Virtual Service: E-Content Integration

Your virtual services will likely be heavily dependent on e-content expansion and integration of all your new online library users. This is where the most dedicated and determined efforts to build easy online access will finally begin paying off. Hopefully, your e-resources librarian has been quietly working behind the scenes to gather all of the subscription e-content into a single search interface. They may have also worked to eliminate as many barriers as possible so that accessing various online resources is not a poor mix of library card prefix matching for one resource and an insecure SIP2 authentication for another.

For example, we have focused on EBSCO Discovery Service as a single search index within Enterprise Discovery of online resources with additional support accessing those resources through OpenAthens. The use of the EduServ OpenAthens as a platform for authenticating users allows our at-home services to have a seamless, more secure method for granting access to library users.

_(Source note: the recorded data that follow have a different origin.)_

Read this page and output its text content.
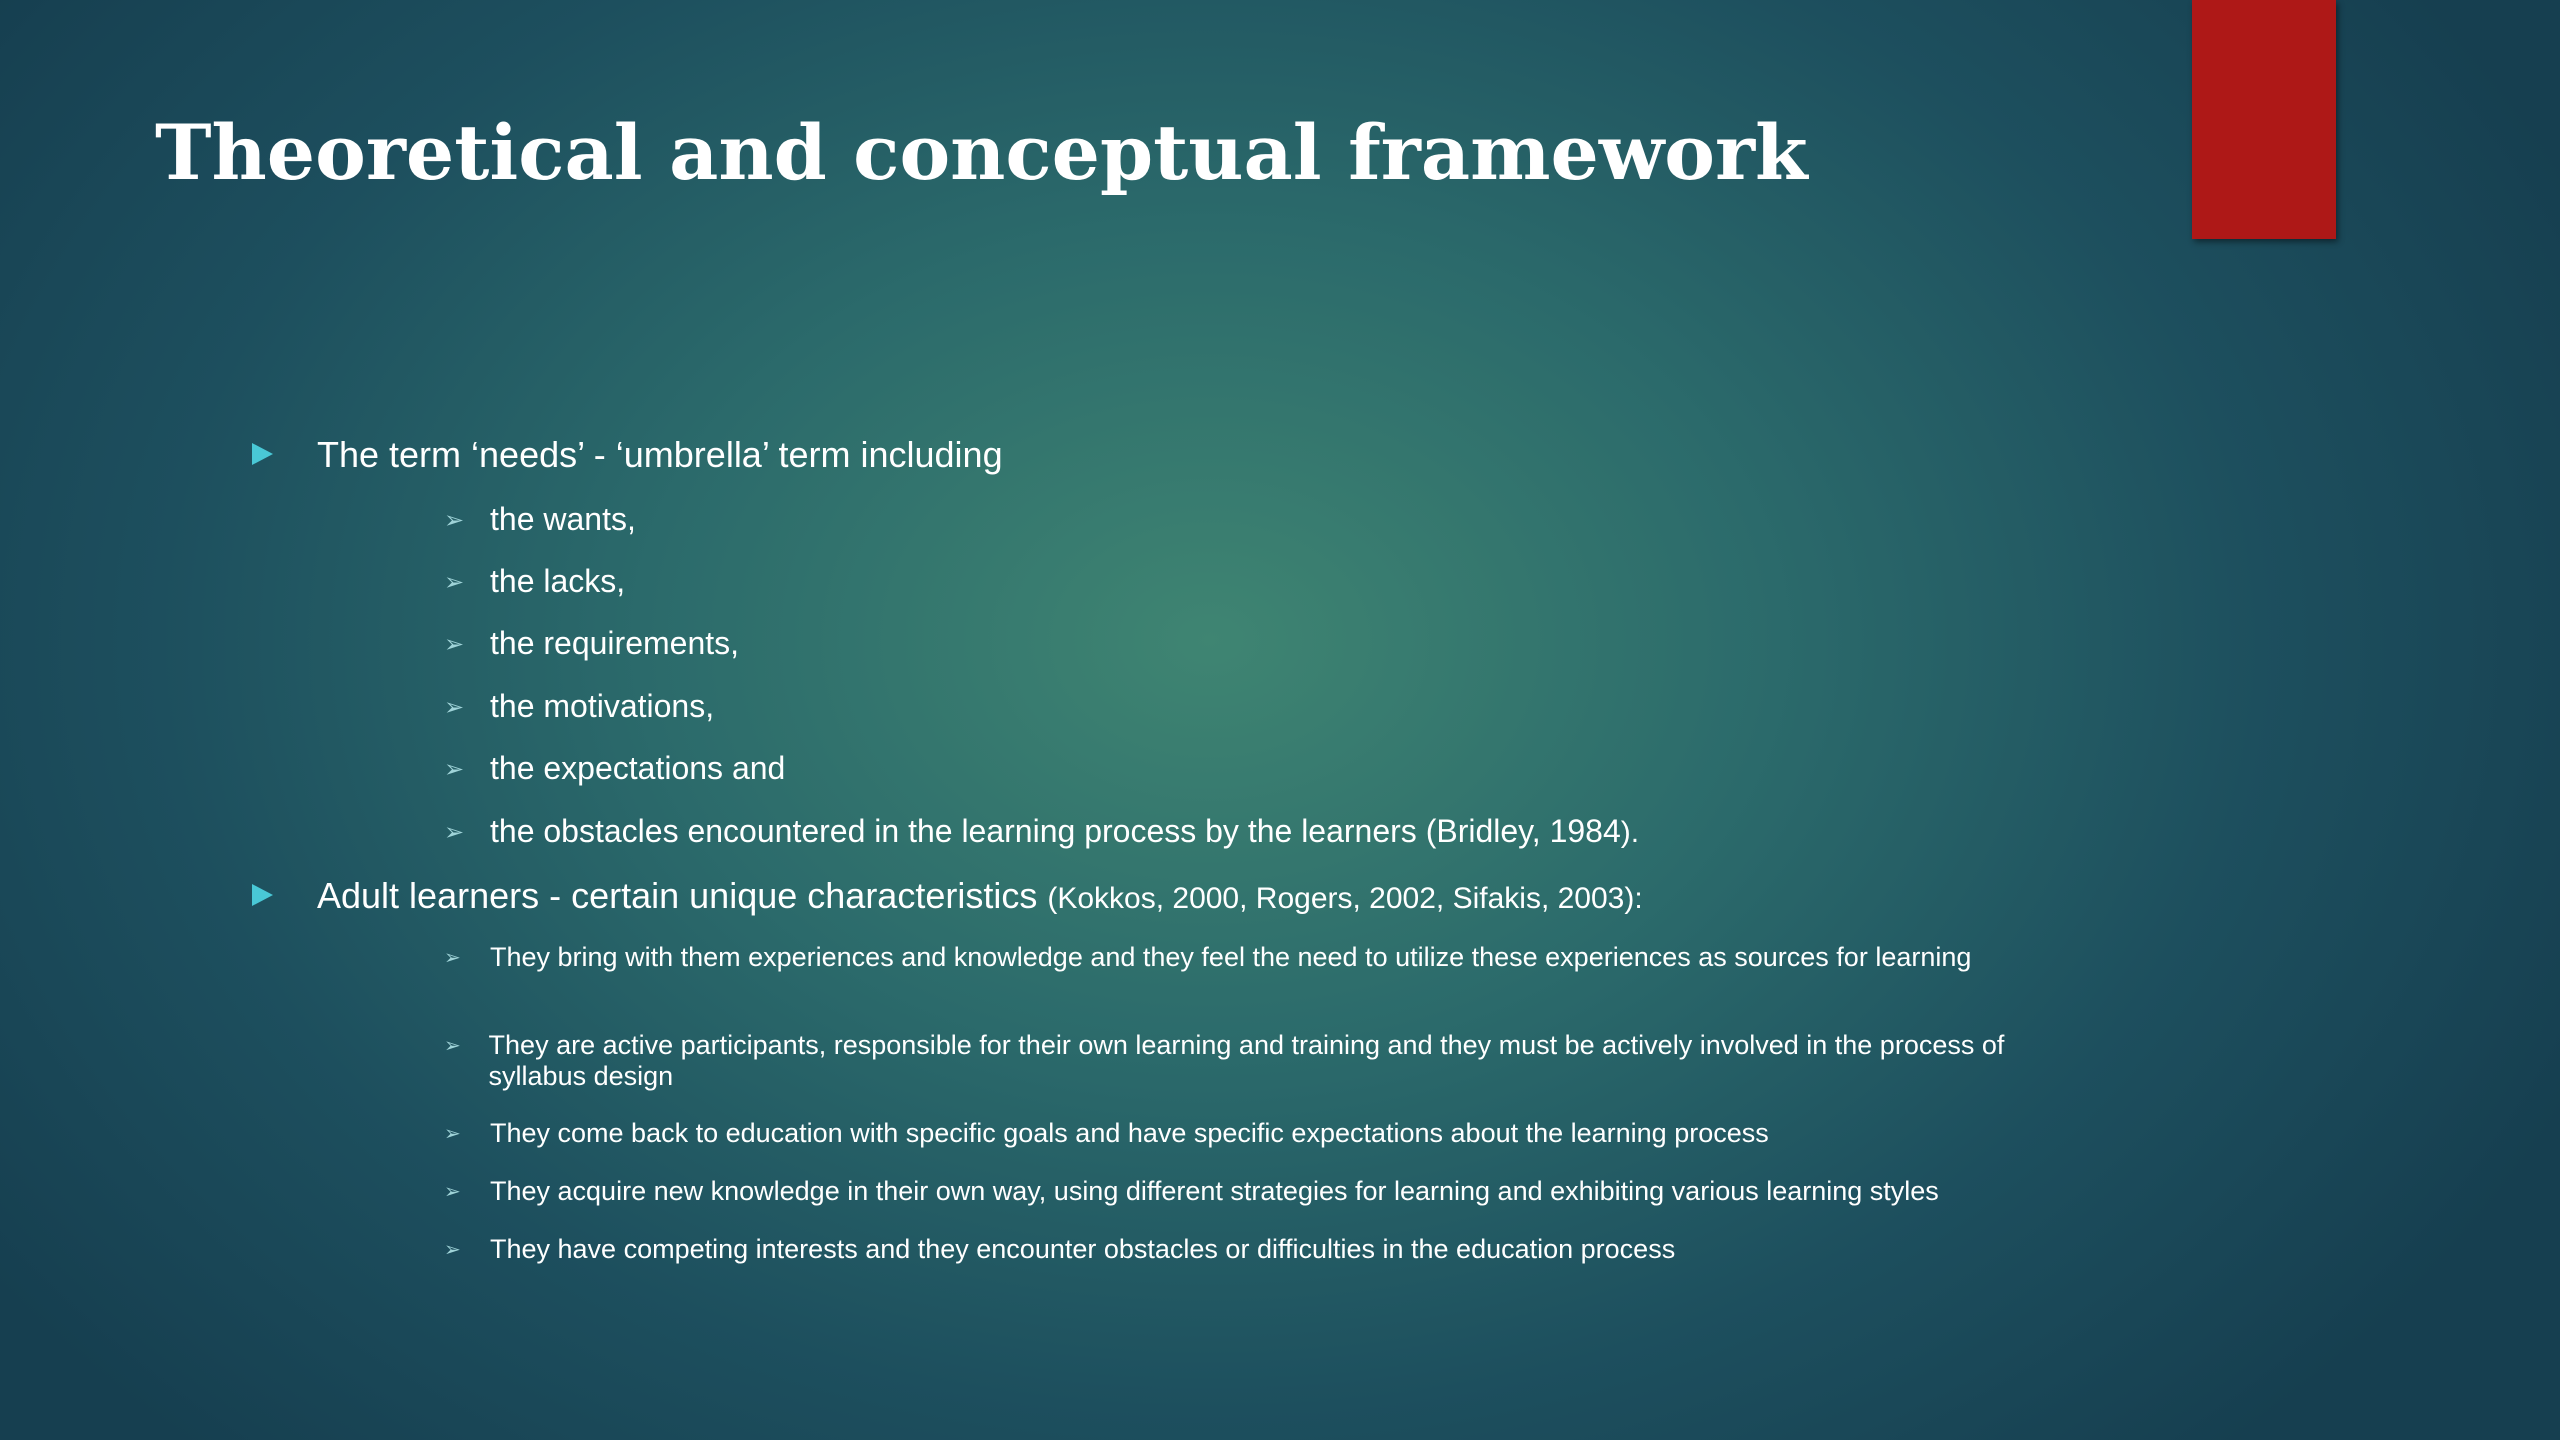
Theoretical and conceptual framework
The term ‘needs’ - ‘umbrella’ term including
➢ the wants,
➢ the lacks,
➢ the requirements,
➢ the motivations,
➢ the expectations and
➢ the obstacles encountered in the learning process by the learners (Bridley, 1984).
Adult learners - certain unique characteristics (Kokkos, 2000, Rogers, 2002, Sifakis, 2003):
➢ They bring with them experiences and knowledge and they feel the need to utilize these experiences as sources for learning
➢ They are active participants, responsible for their own learning and training and they must be actively involved in the process of syllabus design
➢ They come back to education with specific goals and have specific expectations about the learning process
➢ They acquire new knowledge in their own way, using different strategies for learning and exhibiting various learning styles
➢ They have competing interests and they encounter obstacles or difficulties in the education process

Real-time authentication allows:

  •  Instant access of all resources within the OpenAthens proxy system
  • E-card registration to give immediate access to online research tools and homework help—no waiting for a physical card

It is important within the phase 1 plan to eliminate as many blocks and barriers as possible that are preventing library users staying at home from using a service. The plan should consider leniency for individual library accounts that are denied service due to various ILS blocks and delinquent statuses, since those users cannot clear up fines in person at the library facility. Library reopening plans should also seek out ways to minimize handling cash and coins by library staff to uphold CDC guidelines.When making decisions that impact library operations, err on the side of patron service – remove blocks, reduce negative messaging. Examine what messages you want patrons to receive during these times of closure and limited service. Document the decisions you make to stop the wheels of your LSP. As you reopen services, you will need to reverse these gears.